Speaking in Atlanta, Georgia, on Wednesday, President Bush immediately condemned the attack.

"This callous, cold-blooded killing must stop. I call upon ... Arafat and the Palestinian Authority to do everything in their power to stop the terrorist killing, because there are people in the Middle East who would rather kill than have peace," Bush said during a speech at Georgia Tech.

When the bomb exploded, the hotel was full of Israelis who had gathered to mark Passover, a seven-day commemoration of the exodus of the ancient Israelites from Egypt. Jews gather each evening after sunset for the Seder, a ritual meal. (Passover facts)

The force of the blast gutted the interior of the hotel, blowing out walls and windows and leaving a twisted maze of debris inside. Dazed survivors wandered out of the rubble, as dozens of ambulances raced to the scene to help the wounded.

The bomber was from the West Bank town of Tulkarem, Palestinian sources said.

Israeli police had been on high alert because of the Passover holiday. Israeli police spokesman Gil Kleiman said the bomber slipped past an armed guard at an entrance to the hotel.

Kleiman said police were searching nearby hotels for accomplices who might have helped the bomber.

"Nothing can prevent -- 100 percent -- a suicide bomber who's intent on blowing himself up and killing people," he said.

Netanya scene of earlier terror bombing

Netanya was the scene of a March 9 suicide bombing that killed two people, including a baby girl, and wounded at least 35 others. The Al Aqsa Martyrs Brigades, a military wing of Arafat's Fatah movement, claimed responsibility for the March 9 attack and another the same day in Jerusalem.

Despite a call issued by Palestinian leaders last week for an end to terror attacks inside Israel, suicide bombings by Palestinian groups have continued.

"Every one of these bombings sets us back," U.S. Secretary of State Colin Powell said after Wednesday's bombing. However, he said, Zinni would stay in the region because "terror cannot be allowed to prevail, to win."

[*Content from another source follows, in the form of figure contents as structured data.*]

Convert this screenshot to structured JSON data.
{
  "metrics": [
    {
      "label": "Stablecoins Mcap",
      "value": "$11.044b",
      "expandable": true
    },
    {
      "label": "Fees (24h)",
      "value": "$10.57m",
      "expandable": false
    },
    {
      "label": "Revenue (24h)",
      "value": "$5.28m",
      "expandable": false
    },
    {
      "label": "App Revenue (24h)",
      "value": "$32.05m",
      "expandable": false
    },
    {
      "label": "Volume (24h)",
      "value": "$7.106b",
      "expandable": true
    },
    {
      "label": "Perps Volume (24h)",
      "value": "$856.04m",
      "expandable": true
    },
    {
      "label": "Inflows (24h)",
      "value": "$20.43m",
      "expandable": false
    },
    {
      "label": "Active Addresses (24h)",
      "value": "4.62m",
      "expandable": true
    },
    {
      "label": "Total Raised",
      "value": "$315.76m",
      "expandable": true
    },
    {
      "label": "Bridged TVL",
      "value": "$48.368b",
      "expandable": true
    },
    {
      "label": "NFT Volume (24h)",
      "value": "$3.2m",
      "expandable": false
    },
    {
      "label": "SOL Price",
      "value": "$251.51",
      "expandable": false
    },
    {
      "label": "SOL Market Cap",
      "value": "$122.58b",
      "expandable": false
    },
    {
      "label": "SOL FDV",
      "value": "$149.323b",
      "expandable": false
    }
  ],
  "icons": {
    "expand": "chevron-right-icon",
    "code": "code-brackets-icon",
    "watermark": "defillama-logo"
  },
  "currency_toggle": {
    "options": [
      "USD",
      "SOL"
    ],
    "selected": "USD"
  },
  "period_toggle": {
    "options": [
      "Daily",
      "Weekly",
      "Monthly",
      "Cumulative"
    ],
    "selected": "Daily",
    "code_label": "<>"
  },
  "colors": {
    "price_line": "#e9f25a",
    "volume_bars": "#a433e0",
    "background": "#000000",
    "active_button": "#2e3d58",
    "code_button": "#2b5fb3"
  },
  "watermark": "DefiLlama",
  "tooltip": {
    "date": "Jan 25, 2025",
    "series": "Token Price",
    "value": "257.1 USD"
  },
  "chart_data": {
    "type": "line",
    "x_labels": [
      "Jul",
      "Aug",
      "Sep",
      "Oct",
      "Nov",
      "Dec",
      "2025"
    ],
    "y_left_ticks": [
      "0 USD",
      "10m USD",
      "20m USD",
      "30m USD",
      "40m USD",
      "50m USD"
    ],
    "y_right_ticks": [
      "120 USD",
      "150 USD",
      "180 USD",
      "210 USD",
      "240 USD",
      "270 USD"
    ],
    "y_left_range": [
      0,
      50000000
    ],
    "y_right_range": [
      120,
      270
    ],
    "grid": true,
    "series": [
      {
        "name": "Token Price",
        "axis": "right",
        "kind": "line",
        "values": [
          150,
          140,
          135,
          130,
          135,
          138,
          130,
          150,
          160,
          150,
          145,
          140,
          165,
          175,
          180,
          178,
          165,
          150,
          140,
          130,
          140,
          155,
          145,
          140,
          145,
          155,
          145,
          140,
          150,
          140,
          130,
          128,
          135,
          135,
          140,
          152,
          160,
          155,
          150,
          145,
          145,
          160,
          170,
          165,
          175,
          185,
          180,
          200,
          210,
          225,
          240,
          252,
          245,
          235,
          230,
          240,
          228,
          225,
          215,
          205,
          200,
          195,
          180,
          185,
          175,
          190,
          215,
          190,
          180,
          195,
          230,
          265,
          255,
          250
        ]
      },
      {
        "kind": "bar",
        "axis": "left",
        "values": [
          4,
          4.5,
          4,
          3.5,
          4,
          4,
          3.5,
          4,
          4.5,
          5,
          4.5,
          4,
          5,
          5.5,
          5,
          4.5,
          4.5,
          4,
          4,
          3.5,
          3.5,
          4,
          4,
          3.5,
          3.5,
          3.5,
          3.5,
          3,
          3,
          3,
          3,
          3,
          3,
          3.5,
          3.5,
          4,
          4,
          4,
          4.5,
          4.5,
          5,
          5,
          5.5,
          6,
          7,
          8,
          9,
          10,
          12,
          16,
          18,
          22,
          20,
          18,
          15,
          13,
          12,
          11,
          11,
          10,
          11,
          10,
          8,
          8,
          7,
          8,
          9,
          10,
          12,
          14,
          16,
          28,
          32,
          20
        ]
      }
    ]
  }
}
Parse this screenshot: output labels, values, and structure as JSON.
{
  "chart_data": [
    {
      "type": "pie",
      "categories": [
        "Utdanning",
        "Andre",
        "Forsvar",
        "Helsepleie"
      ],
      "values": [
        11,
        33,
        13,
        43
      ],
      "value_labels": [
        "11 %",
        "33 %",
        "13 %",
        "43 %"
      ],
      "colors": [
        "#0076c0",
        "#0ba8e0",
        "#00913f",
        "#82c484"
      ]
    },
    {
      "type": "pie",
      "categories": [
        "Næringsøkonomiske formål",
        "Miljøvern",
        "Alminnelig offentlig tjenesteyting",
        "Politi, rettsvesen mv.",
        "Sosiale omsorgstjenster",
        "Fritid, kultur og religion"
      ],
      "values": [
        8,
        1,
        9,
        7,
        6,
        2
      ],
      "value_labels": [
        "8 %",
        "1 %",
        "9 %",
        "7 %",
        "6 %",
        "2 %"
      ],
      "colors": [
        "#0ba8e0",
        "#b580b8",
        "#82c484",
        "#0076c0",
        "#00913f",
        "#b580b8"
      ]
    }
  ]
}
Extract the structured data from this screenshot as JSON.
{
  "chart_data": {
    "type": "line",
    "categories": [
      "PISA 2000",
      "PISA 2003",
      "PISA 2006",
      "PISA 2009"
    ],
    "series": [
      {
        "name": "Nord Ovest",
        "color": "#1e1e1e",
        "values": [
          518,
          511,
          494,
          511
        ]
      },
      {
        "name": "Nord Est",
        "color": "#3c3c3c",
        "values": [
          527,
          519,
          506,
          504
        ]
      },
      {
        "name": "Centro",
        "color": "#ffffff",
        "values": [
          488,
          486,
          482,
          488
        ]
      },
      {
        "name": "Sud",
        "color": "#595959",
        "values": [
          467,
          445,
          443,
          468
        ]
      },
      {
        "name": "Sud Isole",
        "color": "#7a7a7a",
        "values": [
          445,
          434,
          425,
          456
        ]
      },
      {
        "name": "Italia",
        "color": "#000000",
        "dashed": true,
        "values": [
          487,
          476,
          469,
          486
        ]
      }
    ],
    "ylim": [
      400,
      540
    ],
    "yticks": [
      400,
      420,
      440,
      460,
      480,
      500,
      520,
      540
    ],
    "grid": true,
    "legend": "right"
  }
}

Earlier Wednesday, Israeli forces killed two armed Palestinians in Gaza after being attacked in two separate incidents during an overnight operation, the Israel Defense Forces said. The IDF said troops were responding to an alert in the area of Kibbutz Kissufim.

Two Israeli soldiers were injured in one of the attacks, in which Palestinians threw a hand grenade and opened fire, the IDF said.